Short-term rental startup Sonder cuts staff 20% after poor public debut
Chief technology officer among those exiting firm, which went public in January SPAC merger
Sonder, the short-term rental startup whose shares have plummeted more than 80 percent since it went public in a SPAC merger five months ago, has laid off a fifth of its staff in an effort to cut costs.
The San Francisco-based firm is eliminating 21 percent of corporate roles and 7 percent of “front line” roles, according to a Thursday SEC filing first reported by Skift. Among those departing in what Sonder termed its “Cash Flow Positive Plan” is chief technology officer Satyen Padella, who stepped down on Wednesday but will continue serving in an advisory role “to ensure an orderly transition.”

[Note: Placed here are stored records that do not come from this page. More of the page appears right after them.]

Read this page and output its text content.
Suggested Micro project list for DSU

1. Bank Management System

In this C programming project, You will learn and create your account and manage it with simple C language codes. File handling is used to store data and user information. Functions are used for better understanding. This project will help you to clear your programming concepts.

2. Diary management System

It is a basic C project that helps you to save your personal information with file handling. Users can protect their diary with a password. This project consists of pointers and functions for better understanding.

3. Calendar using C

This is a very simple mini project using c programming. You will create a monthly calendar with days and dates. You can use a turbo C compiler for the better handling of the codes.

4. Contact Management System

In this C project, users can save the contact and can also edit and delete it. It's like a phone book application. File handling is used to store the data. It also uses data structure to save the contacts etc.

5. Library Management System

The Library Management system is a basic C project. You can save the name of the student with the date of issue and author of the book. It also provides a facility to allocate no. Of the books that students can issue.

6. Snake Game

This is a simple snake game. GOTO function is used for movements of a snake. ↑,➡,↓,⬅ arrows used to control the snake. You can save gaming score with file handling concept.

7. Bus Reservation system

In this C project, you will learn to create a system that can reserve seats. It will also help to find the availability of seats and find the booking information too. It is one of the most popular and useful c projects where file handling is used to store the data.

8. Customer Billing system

Sonder reported an $83 million loss in the first quarter, its first as a public company, as its expenses ballooned 72 percent to $176 million. The company expects to incur another $3.5 million to $5.5 million in restructuring costs in a longer-term effort to cut its expenses by $85 million per year.

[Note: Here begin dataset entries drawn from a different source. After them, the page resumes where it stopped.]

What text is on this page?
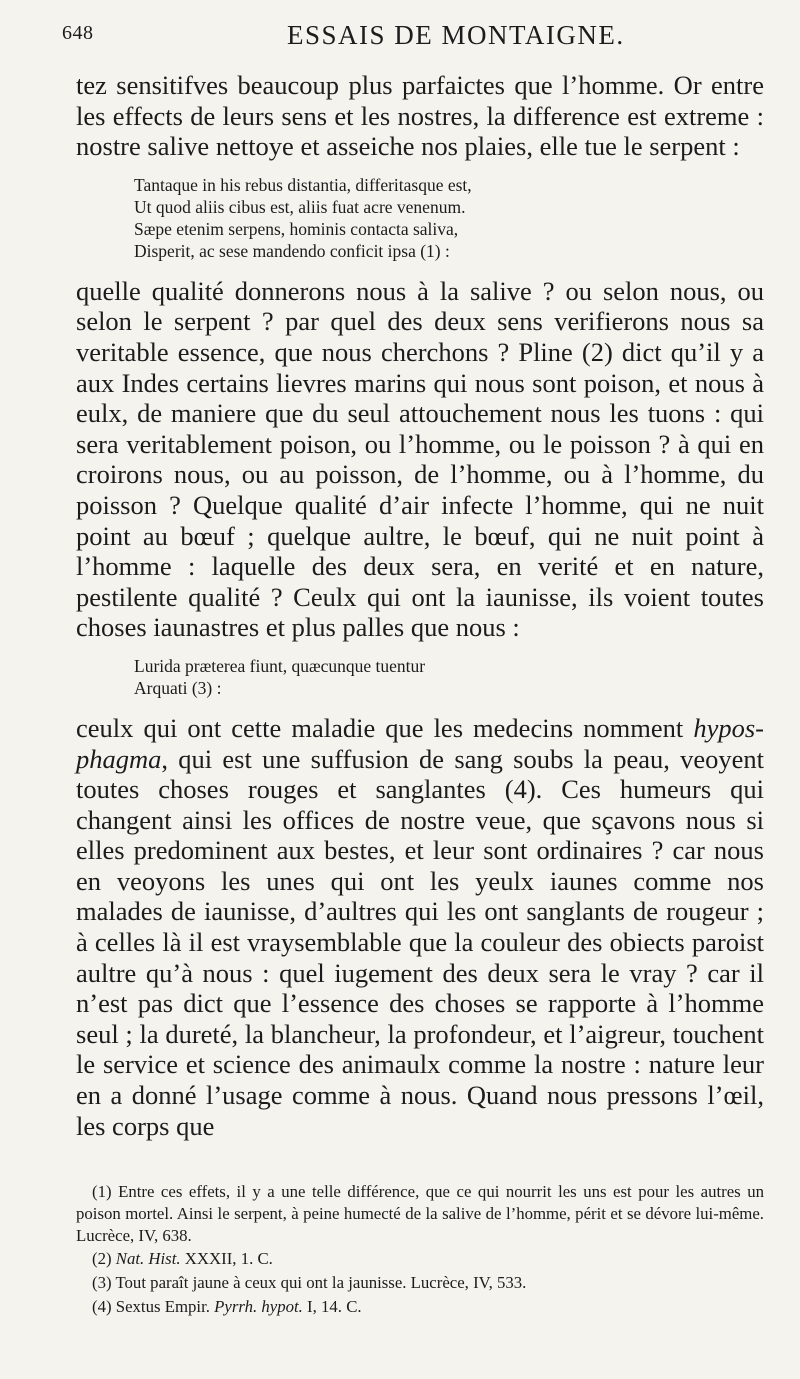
648	ESSAIS DE MONTAIGNE.

tez sensitifves beaucoup plus parfaictes que l’homme. Or entre les effects de leurs sens et les nostres, la difference est extreme : nostre salive nettoye et asseiche nos plaies, elle tue le serpent :

Tantaque in his rebus distantia, differitasque est,
Ut quod aliis cibus est, aliis fuat acre venenum.
Sæpe etenim serpens, hominis contacta saliva,
Disperit, ac sese mandendo conficit ipsa (1) :

quelle qualité donnerons nous à la salive ? ou selon nous, ou selon le serpent ? par quel des deux sens verifierons nous sa veritable essence, que nous cherchons ? Pline (2) dict qu’il y a aux Indes certains lievres marins qui nous sont poison, et nous à eulx, de maniere que du seul attouchement nous les tuons : qui sera veritablement poison, ou l’homme, ou le poisson ? à qui en croirons nous, ou au poisson, de l’homme, ou à l’homme, du poisson ? Quelque qualité d’air infecte l’homme, qui ne nuit point au bœuf ; quelque aultre, le bœuf, qui ne nuit point à l’homme : laquelle des deux sera, en verité et en nature, pestilente qualité ? Ceulx qui ont la iaunisse, ils voient toutes choses iaunastres et plus palles que nous :

Lurida præterea fiunt, quæcunque tuentur
Arquati (3) :

ceulx qui ont cette maladie que les medecins nomment hypos-phagma, qui est une suffusion de sang soubs la peau, veoyent toutes choses rouges et sanglantes (4). Ces humeurs qui changent ainsi les offices de nostre veue, que sçavons nous si elles predominent aux bestes, et leur sont ordinaires ? car nous en veoyons les unes qui ont les yeulx iaunes comme nos malades de iaunisse, d’aultres qui les ont sanglants de rougeur ; à celles là il est vraysemblable que la couleur des obiects paroist aultre qu’à nous : quel iugement des deux sera le vray ? car il n’est pas dict que l’essence des choses se rapporte à l’homme seul ; la dureté, la blancheur, la profondeur, et l’aigreur, touchent le service et science des animaulx comme la nostre : nature leur en a donné l’usage comme à nous. Quand nous pressons l’œil, les corps que

(1) Entre ces effets, il y a une telle différence, que ce qui nourrit les uns est pour les autres un poison mortel. Ainsi le serpent, à peine humecté de la salive de l’homme, périt et se dévore lui-même. Lucrèce, IV, 638.

(2) Nat. Hist. XXXII, 1. C.

(3) Tout paraît jaune à ceux qui ont la jaunisse. Lucrèce, IV, 533.

(4) Sextus Empir. Pyrrh. hypot. I, 14. C.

As of midday Friday, Sonder’s shares were trading at $1.73, down 2.8 percent from Friday’s open and nearly 83 percent from their Jan. 3 debut — though it’s far from the only real estate-related startup to struggle on the open markets in recent months.
Sonder, which says it operates short-term rentals in 35 markets spanning three continents, went public on Jan. 19 in a merger with a blank-check firm sponsored by billionaires Alec Gores and Dean Metropoulos.

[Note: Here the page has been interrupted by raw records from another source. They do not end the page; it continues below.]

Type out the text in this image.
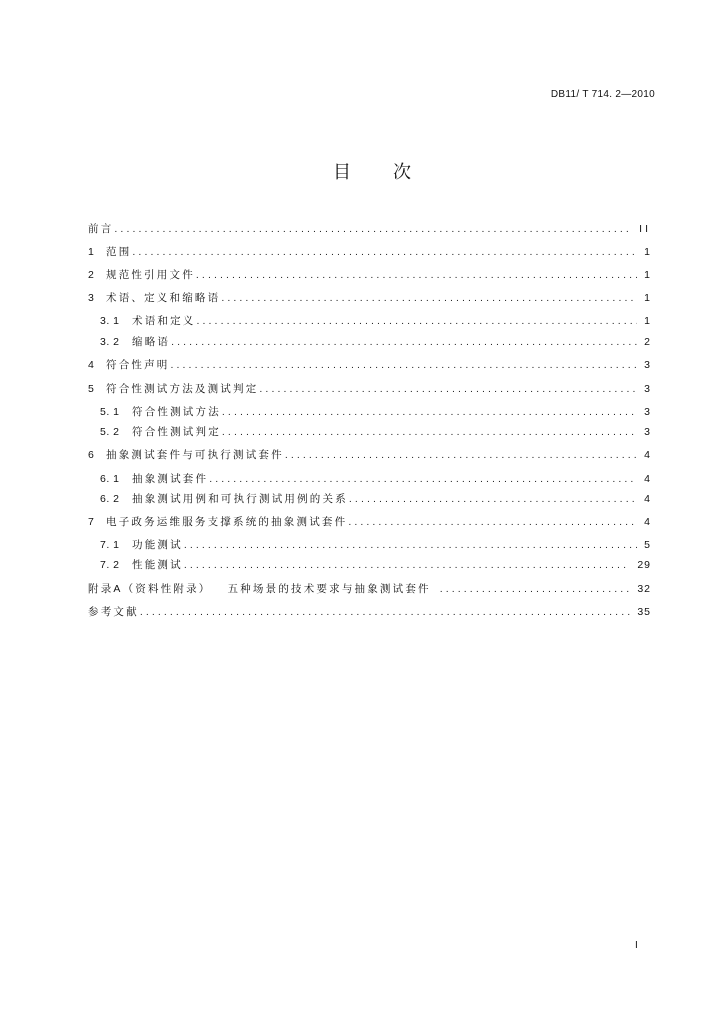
DB11/ T 714. 2—2010
目　次
前言 .....	II
1	范围 .....	1
2	规范性引用文件 .....	1
3	术语、定义和缩略语 .....	1
3. 1	术语和定义 .....	1
3. 2	缩略语 .....	2
4	符合性声明 .....	3
5	符合性测试方法及测试判定 .....	3
5. 1	符合性测试方法 .....	3
5. 2	符合性测试判定 .....	3
6	抽象测试套件与可执行测试套件 .....	4
6. 1	抽象测试套件 .....	4
6. 2	抽象测试用例和可执行测试用例的关系 .....	4
7	电子政务运维服务支撑系统的抽象测试套件 .....	4
7. 1	功能测试 .....	5
7. 2	性能测试 .....	29
附录A（资料性附录） 五种场景的技术要求与抽象测试套件 .....	32
参考文献 .....	35
I
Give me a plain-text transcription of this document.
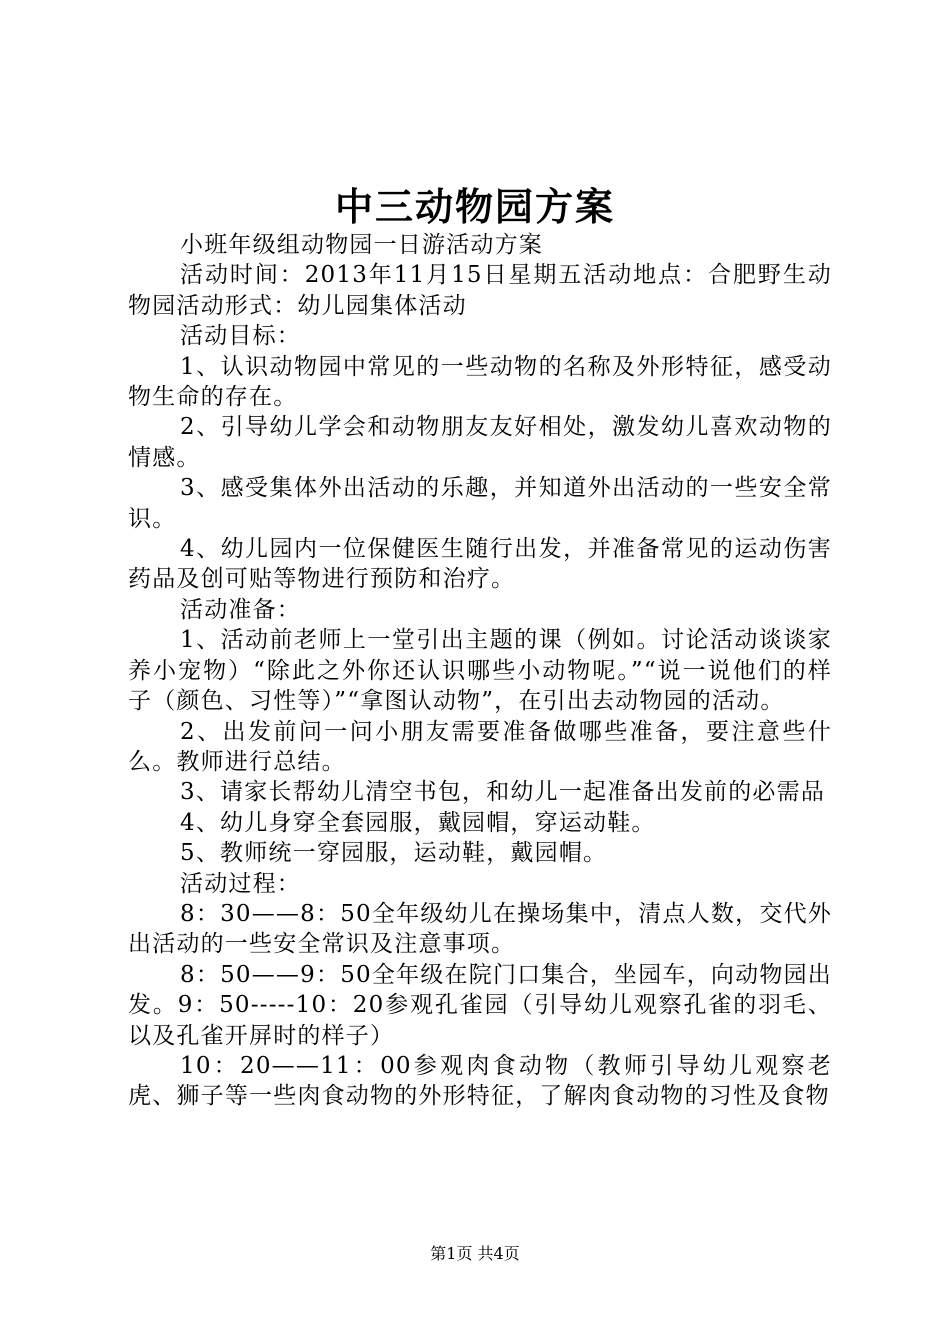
中三动物园方案

小班年级组动物园一日游活动方案

活动时间：2013年11月15日星期五活动地点：合肥野生动物园活动形式：幼儿园集体活动

活动目标：

1、认识动物园中常见的一些动物的名称及外形特征，感受动物生命的存在。

2、引导幼儿学会和动物朋友友好相处，激发幼儿喜欢动物的情感。

3、感受集体外出活动的乐趣，并知道外出活动的一些安全常识。

4、幼儿园内一位保健医生随行出发，并准备常见的运动伤害药品及创可贴等物进行预防和治疗。

活动准备：

1、活动前老师上一堂引出主题的课（例如。讨论活动谈谈家养小宠物）“除此之外你还认识哪些小动物呢。”“说一说他们的样子（颜色、习性等）”“拿图认动物”，在引出去动物园的活动。

2、出发前问一问小朋友需要准备做哪些准备，要注意些什么。教师进行总结。

3、请家长帮幼儿清空书包，和幼儿一起准备出发前的必需品

4、幼儿身穿全套园服，戴园帽，穿运动鞋。

5、教师统一穿园服，运动鞋，戴园帽。

活动过程：

8：30——8：50全年级幼儿在操场集中，清点人数，交代外出活动的一些安全常识及注意事项。

8：50——9：50全年级在院门口集合，坐园车，向动物园出发。9：50-----10：20参观孔雀园（引导幼儿观察孔雀的羽毛、以及孔雀开屏时的样子）

10：20——11：00参观肉食动物（教师引导幼儿观察老虎、狮子等一些肉食动物的外形特征，了解肉食动物的习性及食物

第1页 共4页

The SPAC deal valued Sonder at $1.9 billion; ahead of the merger, the company had raised at least $560 million in venture capital. A Series E funding round in June 2020 valued it at $1.3 billion.
The company, which CEO Francis Davidson founded in 2014, differs from the likes of Airbnb by leasing and managing its rentals itself.
Last year, it became the first tenant at Jeff Sutton’s proposed Midtown hotel, reportedly inking a 15-year lease at the planned 363-room hotel at 25 West 34th Street. The company also signed a long-term lease for the 76-key Gowanus Inn & Yard in Brooklyn last year.
While Sonder may be hurting, its CEO doesn’t seem to be. Earlier this year, Davidson paid $9.2 million for a 6,100-square-foot Hollywood Hills home previously owned by rapper and record producer Pharrell Williams.